In this aptitude odd-man-out question, four numbers are given. Three of them are perfect cubes of integers, while one number is not a perfect cube. Among 125, 512, 1321 and 1728, which number is the odd one out because it is not a perfect cube?

Introduction / Context:
This question is a classic odd-man-out problem from the aptitude section, where you are asked to identify which number does not belong to a group based on a hidden numerical property. Here, the relevant concept is the idea of perfect cubes, that is, numbers which can be written in the form n^3 for some integer n. Such questions test your familiarity with basic powers of integers and your ability to quickly recognize standard cube values commonly used in competitive exams.

Given Data / Assumptions:
The four numbers given are 125, 512, 1321 and 1728.
Exactly three of these numbers are perfect cubes of positive integers.
One number is not a perfect cube and must be identified as the odd one out.
No additional operations like addition or subtraction are required; the key is to check the cube property of each number directly.

Concept / Approach:
A perfect cube is any integer that can be written as n^3, where n is an integer. Common cubes that are useful for exams include 2^3 = 8, 3^3 = 27, 4^3 = 64, 5^3 = 125, 6^3 = 216, 7^3 = 343, 8^3 = 512, 10^3 = 1000 and 12^3 = 1728. The strategy is to compare the given numbers with known cube values. If a number exactly matches n^3 for some integer n, then it is a perfect cube. If it does not match any such value, it is not a perfect cube and becomes the odd one out.

Step-by-Step Solution:
Step 1: Check 125. We know 5^3 = 5 * 5 * 5 = 125, so 125 is a perfect cube. Step 2: Check 512. We know 8^3 = 8 * 8 * 8 = 512, so 512 is also a perfect cube. Step 3: Check 1728. From standard values, 12^3 = 12 * 12 * 12 = 1728, so this is a perfect cube as well. Step 4: Check 1321. Compare with nearby cubes: 10^3 = 1000, 11^3 = 1331 and 12^3 = 1728. The number 1321 does not match any integer cube value. Step 5: Conclude that 1321 is not a perfect cube, while the other three numbers are perfect cubes of 5, 8 and 12 respectively.
Verification / Alternative check:
An alternative check is to take cube roots (mentally or approximately). The cube root of 125 is exactly 5, of 512 is exactly 8 and of 1728 is exactly 12. However, the cube root of 1321 lies between 10 and 11 and does not give an integer. Since only perfect cubes have integer cube roots, this confirms that 1321 is not a perfect cube. Therefore, it must be the odd number among the four given options.

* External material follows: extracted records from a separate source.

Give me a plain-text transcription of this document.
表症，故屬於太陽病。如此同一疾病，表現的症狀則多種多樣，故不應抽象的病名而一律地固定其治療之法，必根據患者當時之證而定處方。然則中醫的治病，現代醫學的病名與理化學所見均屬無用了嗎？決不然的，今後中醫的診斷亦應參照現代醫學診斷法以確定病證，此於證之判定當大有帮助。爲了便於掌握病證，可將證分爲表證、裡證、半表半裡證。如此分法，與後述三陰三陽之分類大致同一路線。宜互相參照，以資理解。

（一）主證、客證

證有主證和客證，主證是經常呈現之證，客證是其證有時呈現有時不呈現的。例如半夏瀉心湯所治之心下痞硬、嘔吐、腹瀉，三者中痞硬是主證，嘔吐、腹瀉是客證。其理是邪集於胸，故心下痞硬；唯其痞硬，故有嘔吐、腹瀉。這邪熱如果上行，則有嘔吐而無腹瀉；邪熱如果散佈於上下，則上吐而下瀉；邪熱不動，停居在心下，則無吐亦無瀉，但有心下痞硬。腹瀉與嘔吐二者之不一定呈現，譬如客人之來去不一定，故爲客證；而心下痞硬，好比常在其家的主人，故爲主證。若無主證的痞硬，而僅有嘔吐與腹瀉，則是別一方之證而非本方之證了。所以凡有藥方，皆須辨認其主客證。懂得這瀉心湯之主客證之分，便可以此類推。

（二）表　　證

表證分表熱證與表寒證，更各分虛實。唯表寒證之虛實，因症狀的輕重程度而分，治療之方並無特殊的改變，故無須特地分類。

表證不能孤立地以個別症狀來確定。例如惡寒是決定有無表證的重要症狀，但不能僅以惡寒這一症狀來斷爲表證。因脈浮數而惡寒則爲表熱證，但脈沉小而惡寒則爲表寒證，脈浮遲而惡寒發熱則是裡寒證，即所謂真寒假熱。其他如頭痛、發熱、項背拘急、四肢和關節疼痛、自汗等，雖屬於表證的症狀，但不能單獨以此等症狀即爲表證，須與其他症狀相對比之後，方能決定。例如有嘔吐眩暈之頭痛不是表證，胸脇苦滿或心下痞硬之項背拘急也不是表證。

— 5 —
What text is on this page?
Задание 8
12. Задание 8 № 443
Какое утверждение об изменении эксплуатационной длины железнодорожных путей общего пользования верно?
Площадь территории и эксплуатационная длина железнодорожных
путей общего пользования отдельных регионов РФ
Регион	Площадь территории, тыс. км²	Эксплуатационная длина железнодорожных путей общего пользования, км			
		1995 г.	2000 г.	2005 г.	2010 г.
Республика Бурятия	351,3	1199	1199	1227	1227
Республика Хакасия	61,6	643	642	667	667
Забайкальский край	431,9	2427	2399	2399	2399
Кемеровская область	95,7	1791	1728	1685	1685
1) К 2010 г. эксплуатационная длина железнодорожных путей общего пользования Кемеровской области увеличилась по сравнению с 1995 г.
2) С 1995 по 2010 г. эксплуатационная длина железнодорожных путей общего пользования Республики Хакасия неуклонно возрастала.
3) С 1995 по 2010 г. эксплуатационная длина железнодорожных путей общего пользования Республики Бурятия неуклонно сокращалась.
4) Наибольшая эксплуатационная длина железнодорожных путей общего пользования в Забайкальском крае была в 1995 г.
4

Why Other Options Are Wrong:
125 is 5^3, so it correctly satisfies the perfect cube property and cannot be the odd one out.
512 is 8^3, another standard cube, so it fits well with the common pattern of perfect cubes.
1728 is 12^3, again a perfect cube frequently used in exam questions, so it clearly belongs to the main group.
Only 1321 fails to match any integer cube and therefore does not belong with the others.

Common Pitfalls:
A common mistake is to confuse squares and cubes, especially when dealing with larger numbers. Some students may only check whether the numbers look familiar instead of verifying their cube roots. Another error is to assume that any number close to a known cube, like 1321 near 1331, might still be considered a cube. In aptitude exams, however, the relationship is exact, so approximate values cannot be treated as perfect cubes. Always verify by relating to known cube values or by checking the approximate cube root.

Final Answer:
The number that is not a perfect cube and is therefore the odd one out is 1321.